2017-01-08T23:00:44Z (GMT) by Jingchao Song
Graphene, a novel 2-D allotrope form of carbon, has triggered intensive research interests in 2-D materials. 2-D materials’ extraordinary properties promise varies applications, such as electronics, optics and optoelectronics. Particularly, graphene and bismuth chalcogenides (Bi2Se3, Bi2Te3 et. al.), which share similar Dirac bandgap structures and exotic surface states, are outstanding candidates in potential applications of broadband optoelectronic, plasmonic devices and future on-chip devices. Though researchers have dedicated their efforts in the 2-D materials, the attention being paid to the graphene and bismuth chalcogenides based materials remains low, especially in their large production and optoelectronic device applications.

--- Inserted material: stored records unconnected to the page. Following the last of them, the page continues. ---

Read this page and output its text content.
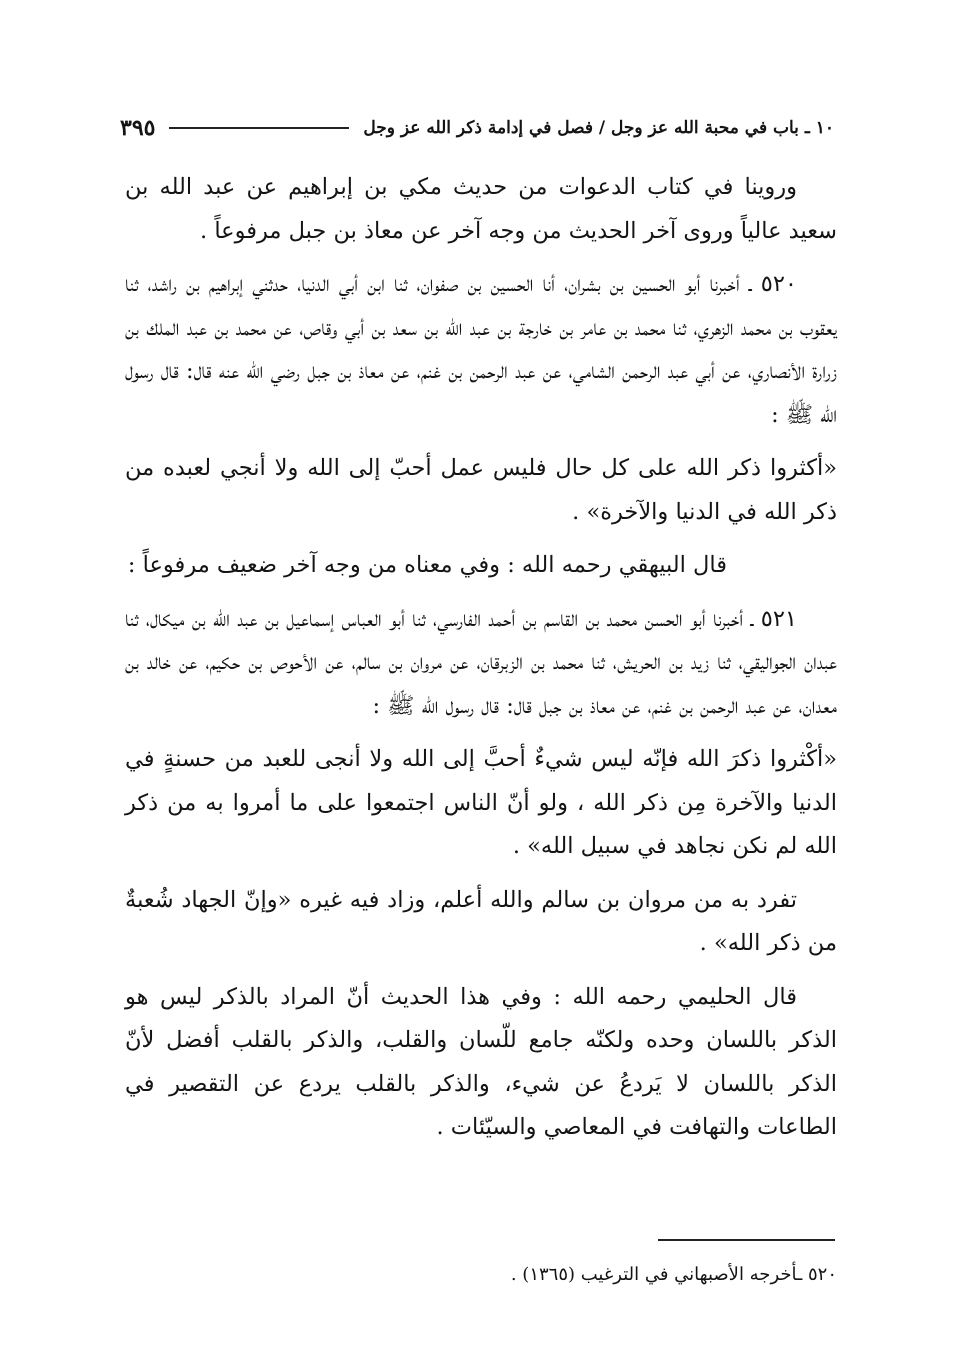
١٠ ـ باب في محبة الله عز وجل / فصل في إدامة ذكر الله عز وجل
٣٩٥

وروينا في كتاب الدعوات من حديث مكي بن إبراهيم عن عبد الله بن سعيد عالياً وروى آخر الحديث من وجه آخر عن معاذ بن جبل مرفوعاً .

٥٢٠ ـ أخبرنا أبو الحسين بن بشران، أنا الحسين بن صفوان، ثنا ابن أبي الدنيا، حدثني إبراهيم بن راشد، ثنا يعقوب بن محمد الزهري، ثنا محمد بن عامر بن خارجة بن عبد الله بن سعد بن أبي وقاص، عن محمد بن عبد الملك بن زرارة الأنصاري، عن أبي عبد الرحمن الشامي، عن عبد الرحمن بن غنم، عن معاذ بن جبل رضي الله عنه قال: قال رسول الله ﷺ :

«أكثروا ذكر الله على كل حال فليس عمل أحبّ إلى الله ولا أنجي لعبده من ذكر الله في الدنيا والآخرة» .

قال البيهقي رحمه الله : وفي معناه من وجه آخر ضعيف مرفوعاً :

٥٢١ ـ أخبرنا أبو الحسن محمد بن القاسم بن أحمد الفارسي، ثنا أبو العباس إسماعيل بن عبد الله بن ميكال، ثنا عبدان الجواليقي، ثنا زيد بن الحريش، ثنا محمد بن الزبرقان، عن مروان بن سالم، عن الأحوص بن حكيم، عن خالد بن معدان، عن عبد الرحمن بن غنم، عن معاذ بن جبل قال: قال رسول الله ﷺ :

«أكْثروا ذكرَ الله فإنّه ليس شيءٌ أحبَّ إلى الله ولا أنجى للعبد من حسنةٍ في الدنيا والآخرة مِن ذكر الله ، ولو أنّ الناس اجتمعوا على ما أمروا به من ذكر الله لم نكن نجاهد في سبيل الله» .

تفرد به من مروان بن سالم والله أعلم، وزاد فيه غيره «وإنّ الجهاد شُعبةٌ من ذكر الله» .

قال الحليمي رحمه الله : وفي هذا الحديث أنّ المراد بالذكر ليس هو الذكر باللسان وحده ولكنّه جامع للّسان والقلب، والذكر بالقلب أفضل لأنّ الذكر باللسان لا يَردعُ عن شيء، والذكر بالقلب يردع عن التقصير في الطاعات والتهافت في المعاصي والسيّئات .

٥٢٠ ـأخرجه الأصبهاني في الترغيب (١٣٦٥) .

   This research dissertation starts with the preparation of high quality graphene, bismuth chalcogenide nanocrystals and their heterostructure. By taking advantages of the in situ Powder X-ray diffraction technique, better understanding in the growth mechanism of bismuth chalcogenides nanoplatelets and its graphene heterostructure has been obtained. Step by step growth mechanism is revealed and discussed. Thus large-scale prepared graphene and bismuth chalcogenides hybrid material has been integrated into a free standing thin film, which is further demonstrated as a broadband photodetector. On the other hand, it is found that the graphene and Bi2Te3 heterostructure films can effectively enhance plasmon resonance magnitude in its FTIR spectrum by increasing light-matter interactions. In order to better observe and understand the plasmonic resonance modes on these materials, the later sections of this dissertation investigated resonance modes on graphene surfaces from both far-field and near-field. The results show that the light-matter interaction can be further enhanced by modifying the geometry of the surface and the surface plasmon can be guided in a controlled manner. It is believed, this dissertation paves way for the photonic and optoelectronic researches of graphene, bismuth chalcogenides and their heterostructures.